Le jeudi noir de Ouaga est de ces évènements historiques dont on ne sait trop s’il vaut mieux les oublier ou s’il faut sans relâche en prolonger le bruit et la fureur. Ce vent de folie meurtrière n’a pas seulement donné un coup d’arrêt à une expérience politique originale et prometteuse, elle a surtout couvert les Africains de honte: « C’est terrible » aurait simplement murmuré François Mitterrand en apprenant la nouvelle. Pour qui sait ce que parler veut dire, ces mots concernent moins la disparition physique de Sankara que la survivance des mœurs politiques barbares, expéditives et effectivement terribles C’est pour quoi, malgré la tentation de continuer à souffrir en silence de cette humiliation, on a aussi envie de crier très fort: « Plus jamais ça ! ».

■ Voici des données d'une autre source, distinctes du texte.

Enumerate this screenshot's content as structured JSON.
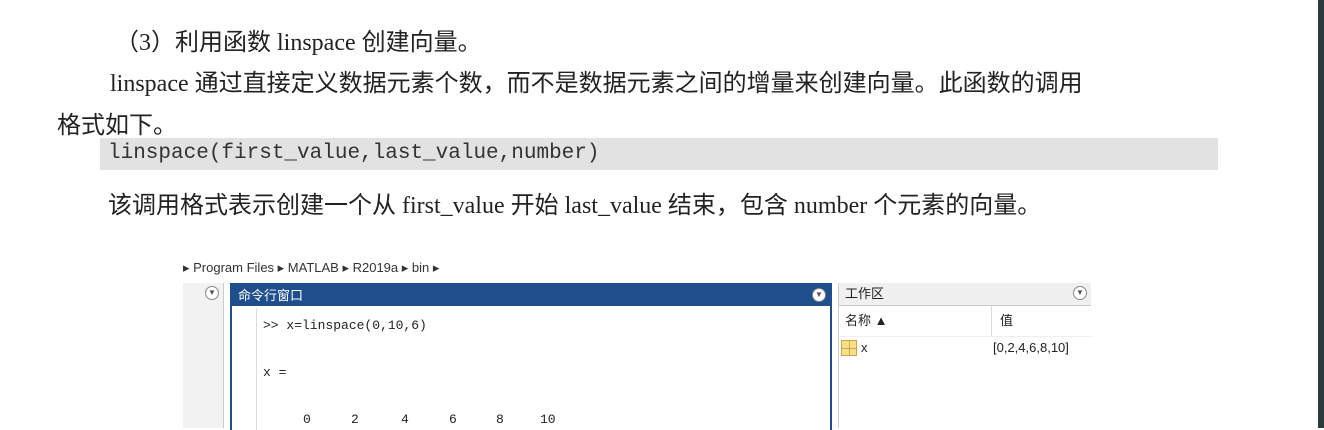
{
  "doc": {
    "heading": "（3）利用函数 linspace 创建向量。",
    "para_line1": "linspace  通过直接定义数据元素个数，而不是数据元素之间的增量来创建向量。此函数的调用",
    "para_line2": "格式如下。",
    "code": "linspace(first_value,last_value,number)",
    "description": "该调用格式表示创建一个从 first_value 开始 last_value 结束，包含 number 个元素的向量。"
  },
  "matlab": {
    "breadcrumb": "▸ Program Files ▸ MATLAB ▸ R2019a ▸ bin ▸",
    "command_window": {
      "title": "命令行窗口",
      "command": ">> x=linspace(0,10,6)",
      "output_label": "x =",
      "output_values": [
        "0",
        "2",
        "4",
        "6",
        "8",
        "10"
      ]
    },
    "workspace": {
      "title": "工作区",
      "col_name": "名称 ▲",
      "col_value": "值",
      "rows": [
        {
          "name": "x",
          "value": "[0,2,4,6,8,10]"
        }
      ]
    }
  }
}
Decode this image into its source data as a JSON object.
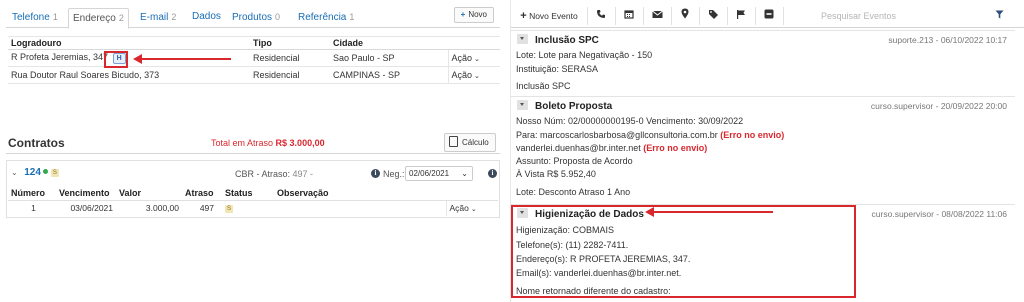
{
  "address_tabs": [
    {
      "label": "Telefone",
      "count": "1"
    },
    {
      "label": "Endereço",
      "count": "2"
    },
    {
      "label": "E-mail",
      "count": "2"
    },
    {
      "label": "Dados",
      "count": ""
    },
    {
      "label": "Produtos",
      "count": "0"
    },
    {
      "label": "Referência",
      "count": "1"
    }
  ],
  "novo_label": "Novo",
  "address_table": {
    "headers": [
      "Logradouro",
      "Tipo",
      "Cidade",
      ""
    ],
    "rows": [
      {
        "logradouro": "R Profeta Jeremias, 347",
        "badge": "H",
        "tipo": "Residencial",
        "cidade": "Sao Paulo - SP",
        "acao": "Ação"
      },
      {
        "logradouro": "Rua Doutor Raul Soares Bicudo, 373",
        "badge": "",
        "tipo": "Residencial",
        "cidade": "CAMPINAS - SP",
        "acao": "Ação"
      }
    ]
  },
  "contratos": {
    "title": "Contratos",
    "atraso_label": "Total em Atraso",
    "atraso_value": "R$ 3.000,00",
    "calc_label": "Cálculo",
    "contract": {
      "number": "124",
      "badge": "S",
      "cbr_label": "CBR - Atraso:",
      "cbr_value": "497 -",
      "neg_label": "Neg.:",
      "neg_date": "02/06/2021",
      "headers": [
        "Número",
        "Vencimento",
        "Valor",
        "Atraso",
        "Status",
        "Observação",
        ""
      ],
      "rows": [
        {
          "numero": "1",
          "vencimento": "03/06/2021",
          "valor": "3.000,00",
          "atraso": "497",
          "status": "S",
          "observacao": "",
          "acao": "Ação"
        }
      ]
    }
  },
  "events_toolbar": {
    "novo_evento": "Novo Evento",
    "search_placeholder": "Pesquisar Eventos",
    "icons": [
      "phone-icon",
      "calendar-icon",
      "envelope-icon",
      "map-marker-icon",
      "tags-icon",
      "flag-icon",
      "minus-square-icon",
      "filter-icon"
    ]
  },
  "events": [
    {
      "title": "Inclusão SPC",
      "meta": "suporte.213 - 06/10/2022 10:17",
      "lines": [
        "Lote: Lote para Negativação - 150",
        "Instituição: SERASA",
        "Inclusão SPC"
      ]
    },
    {
      "title": "Boleto Proposta",
      "meta": "curso.supervisor - 20/09/2022 20:00",
      "lines": [
        "Nosso Núm: 02/00000000195-0 Vencimento: 30/09/2022",
        "Para: marcoscarlosbarbosa@gllconsultoria.com.br",
        "vanderlei.duenhas@br.inter.net",
        "Assunto: Proposta de Acordo",
        "À Vista R$ 5.952,40",
        "Lote: Desconto Atraso 1 Ano"
      ],
      "error_label": "(Erro no envio)"
    },
    {
      "title": "Higienização de Dados",
      "meta": "curso.supervisor - 08/08/2022 11:06",
      "lines": [
        "Higienização: COBMAIS",
        "Telefone(s): (11) 2282-7411.",
        "Endereço(s): R PROFETA JEREMIAS, 347.",
        "Email(s): vanderlei.duenhas@br.inter.net.",
        "Nome retornado diferente do cadastro:"
      ]
    }
  ],
  "colors": {
    "link": "#1a6eb5",
    "alert": "#d9272e",
    "annotation": "#d9272e"
  }
}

Et puisqu’il importe que jamais la mémoire ne meure, retournons le couteau dans la plaie il y a exactement un an, Thomas Sankara : convoqué d’extrême urgence à une réunion par ses adversaires est accueilli par des rafales de mitraillettes et hâtivement enterré avec une douzaine de ses collaborateurs à Dagnoen. On dira après coup « c’était un autocrate ». Drôle d’autocrate qui se laisse priver de sa sacro-sainte séance de jogging On dira aussi voulait nous faire la peau, c’était lui ou nous Drôle d’assassin projetant de trucider les copains sans se sentir le moins du monde trouble.

Personne ne dira que Sankara fut un maître à penser. Il sut être à la fois plus et moins que cela non pas un faiseur de système ou un politicien retors mais un jeune homme à la recherche de la vérité avec pour seul viatique sa foi et son enthousiasme. On a beau jeu de s’étendre aujourd’hui avec une complaisance malsaine sur son volontarisme et ses naïvetés, quitte à passer sous silence ses indéniables succès. Les cyniques quant à eux tentent encore de faire accroire avec un ricanement satisfait que la rectification d’octobre, bien que douloureuse et risquée, fut somme toute une opération assez rentable puis qu’après les hurlements d’indignation chacun est retourné sagement à ses affaires. Oui, si on veut, tout est rentré dans l’ordre : le Burkina normalisé a redécouvert les vertus de l’anonymat et essaie de se faire oublier dans la cohorte peu glorieuse des nations résignées à la pauvreté et escomptant de leur manque d’ambition et d’imagination, quelque certificat de bonne conduite. Mais qui a jamais prétendu que la mort du chef d’un des États les plus pauvres de la planète empêcherait la terre de tourner ? Il reste que Sankara ne fut pas un chef d’État comme les autres, impertinent, démystificateur et assumant sans complexe ses folies de jeunesse, il dérangeait. Voici une confidence poignante d’un intellectuel Burkinabé: « Malgré ses erreurs, Sankara fut une chance pour le Burkina. Mais lui-même ne s’en rendait pas compte et il n’est pas sûr non plus que notre pays en avait clairement conscience » Et d’ajouter avec tristesse « “maintenant c’est trop tard… ». Autant dire qu’un an après sa mort celui qui fut de son vivant, presque malgré lui, un “simple” leader charismatique est en train de devenir bien malgré ses anciens compagnons d’espérance, un véritable mythe.